Pair Sèvres Biscuit models of Lions
Pair Sèvres Biscuit models of Lions supporting gilt-white reticulated Baskets (Lions ‘canéphores’) after a model by Jean-Charles-Nicholas Brachard l’ainé, after a drawing by Fragonard.
One Lion incised AB and 10 Oct 18 No 2, it’s basket with Blue stencilled interlaced L’s enclosing a ‘Fleur-de-Lys’ and Sèvres Gilt 29 JUIN DG 19, incised AB. The other lion incised 3 Juillet-19, it’s basket with blue stencilled interlaced L’s mark, enclosing a ‘Fleur-de-Lys’ and Sèvres 20 and inscribed in Gilt 24 AL20, Incised CH.
Each lion modelled as a prowling lion with embroidered saddle cloth, it’s back fitted with a reticulated circular basket, on an original rectangular “tôle-peinte” base painted as faux-siena marble.
The present model of a pacing lion was conceived in 1817 as a pair with a lioness, designed by Alexandre-Evariste Fragonard to accompany Egyptian canephoric figures bearing baskets as part of an elaborate dessert service and to flank a central basket or corbeille canephore supported by four female figures.
Jean-Charles-Nicholas Brachard l’aine, employed at Sevres as a sculptor, translated Fragonard’s fantasy into three-dimensional reality two years later.
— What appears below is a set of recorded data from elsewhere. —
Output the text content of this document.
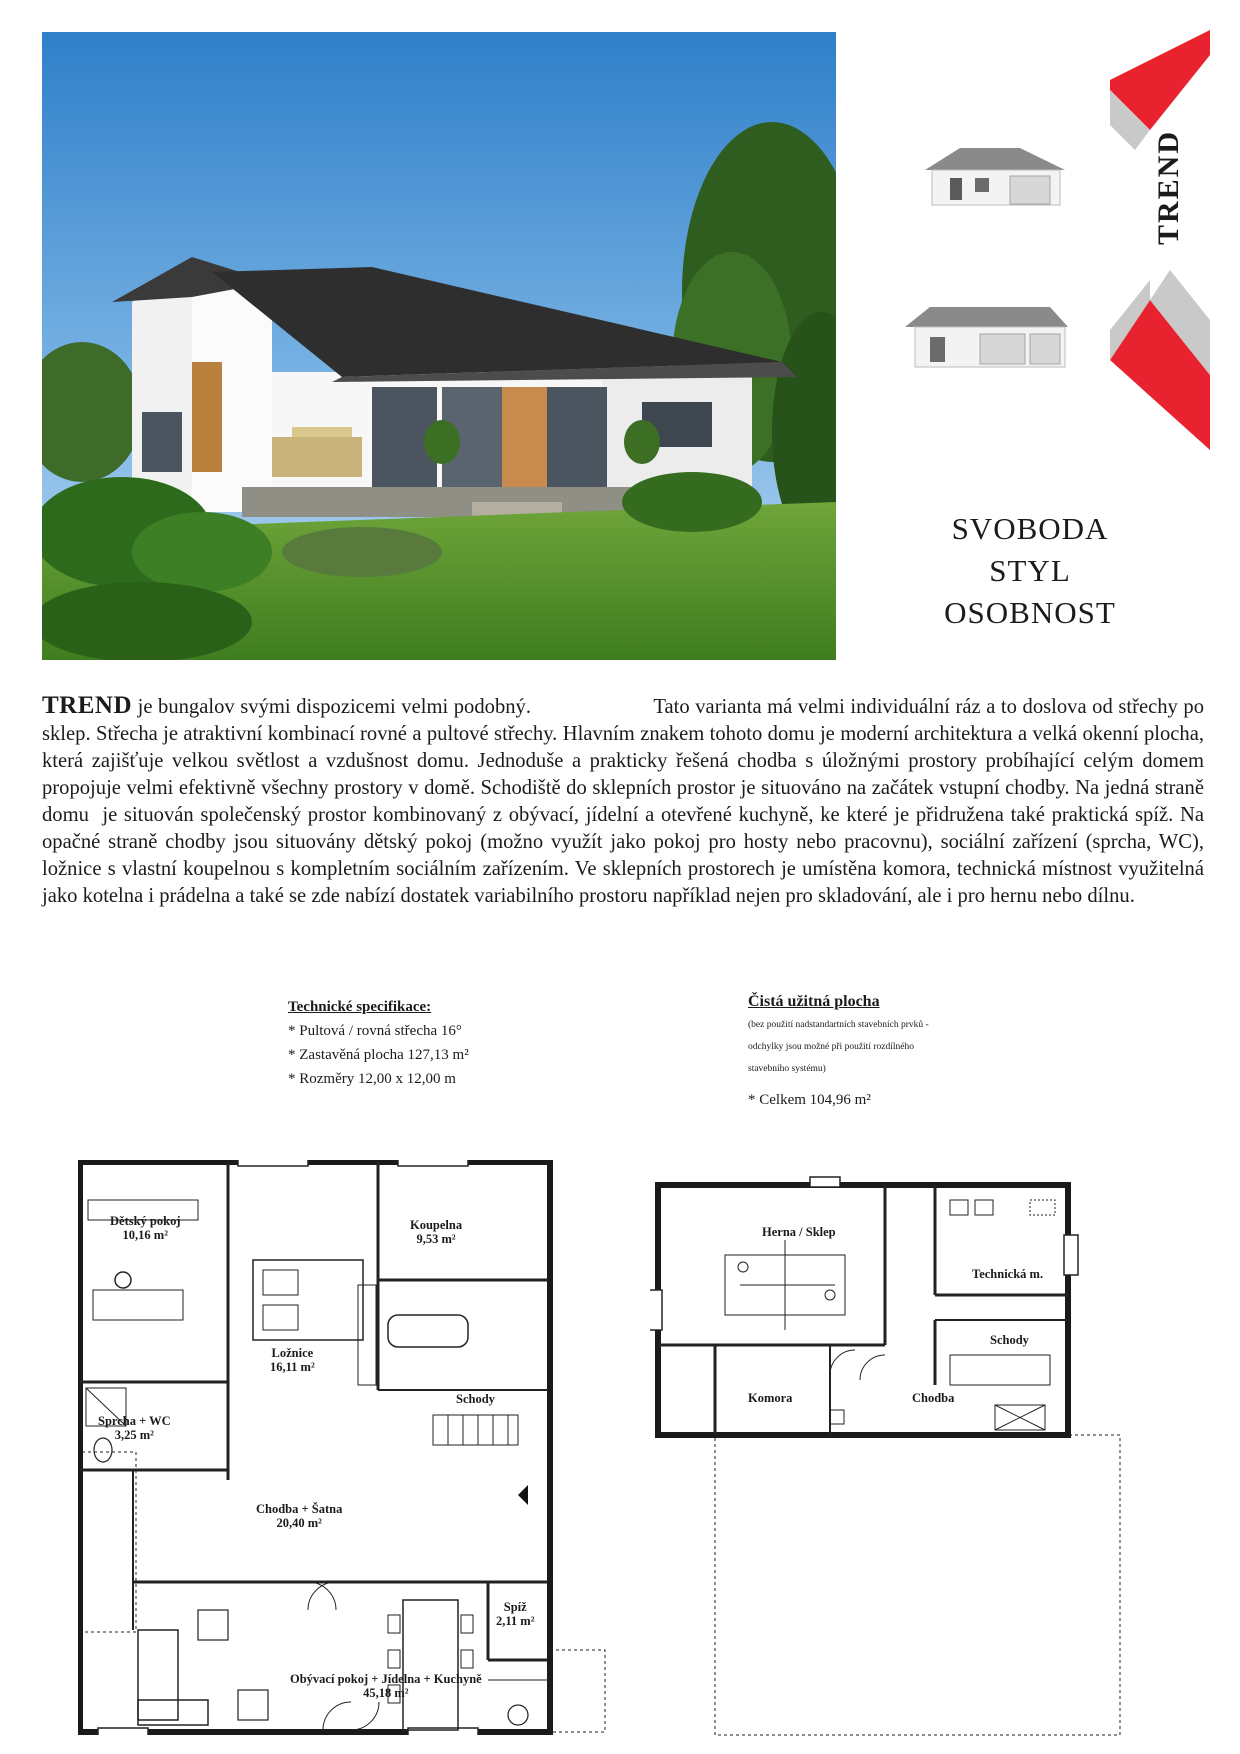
TREND
SVOBODA
STYL
OSOBNOST
TREND je bungalov svými dispozicemi velmi podobný.                      Tato varianta má velmi individuální ráz a to doslova od střechy po sklep. Střecha je atraktivní kombinací rovné a pultové střechy. Hlavním znakem tohoto domu je moderní architektura a velká okenní plocha, která zajišťuje velkou světlost a vzdušnost domu. Jednoduše a prakticky řešená chodba s úložnými prostory probíhající celým domem propojuje velmi efektivně všechny prostory v domě. Schodiště do sklepních prostor je situováno na začátek vstupní chodby. Na jedná straně domu  je situován společenský prostor kombinovaný z obývací, jídelní a otevřené kuchyně, ke které je přidružena také praktická spíž. Na opačné straně chodby jsou situovány dětský pokoj (možno využít jako pokoj pro hosty nebo pracovnu), sociální zařízení (sprcha, WC), ložnice s vlastní koupelnou s kompletním sociálním zařízením. Ve sklepních prostorech je umístěna komora, technická místnost využitelná jako kotelna i prádelna a také se zde nabízí dostatek variabilního prostoru například nejen pro skladování, ale i pro hernu nebo dílnu.
Technické specifikace:
* Pultová / rovná střecha 16°
* Zastavěná plocha 127,13 m²
* Rozměry 12,00 x 12,00 m
Čistá užitná plocha
(bez použití nadstandartních stavebních prvků -
odchylky jsou možné při použití rozdílného
stavebního systému)
* Celkem 104,96 m²
Dětský pokoj
10,16 m²
Koupelna
9,53 m²
Ložnice
16,11 m²
Schody
Sprcha + WC
3,25 m²
Chodba + Šatna
20,40 m²
Spíž
2,11 m²
Obývací pokoj + Jídelna + Kuchyně
45,18 m²
Herna / Sklep
Technická m.
Schody
Komora	Chodba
It would appear that only the lion was ever made, never the lioness. Drawings of Fragonard’s project for both and a plaster of Brachard’s original model are retained by Sevres.
The first entry in the sales records for a ‘Lion Canephore’ is dated 1818 and notes 150 francs for the lion, 100 francs for the basket, and 40 francs for the tole-peinte base as the basis for the 290 franc selling price. Entering the saleroom 26 December 1818 and exhibited at the Louvre in January 1819, the ‘pair’ were delivered to Monsieur le chevalier de la Malle conseiller d’Etat Membre du comite du contentieux on 2 February 1820. The first of the present ‘pair’, incised with the same date as that of the payment record and with ‘No. 2’ is almost certainly one of these.
Given it’s gilding date of 24 April 1820, the second of the two present examples is likely to have been delivered to the ‘prefet’ M. Destouches 2 June 1820, oddly entered in the saleroom ledger on 1 July of that year. Further saleroom entries are dated 1823, 1845 and 1849. A single example is retained in the ministry of foreign affaires, see Tamara Preaud and Marcelle Brunet, Sevres des origines a nos jours, p. 291, no. 354.
Our thanks to Tamara Preaud for this information.
New York, The Bard Graduate Centre for Studies in the Decorative Arts, The Sevres Porcelain Manufactory: Alexandre Brongniart and the Triumph of Art and Industry, 1800-1847, 17 October 1997-1 February 1998, cat. No. 143 a.b.
Tamara Preaud, et al., The Sevres Porcelain Manufactory: Alexandre Brongniart and the Triumph of Art and Industry, 1800-1847, London, 1997, p.223, cat. No. 44 a.b. and p. 358, cat. No. 143 a.b.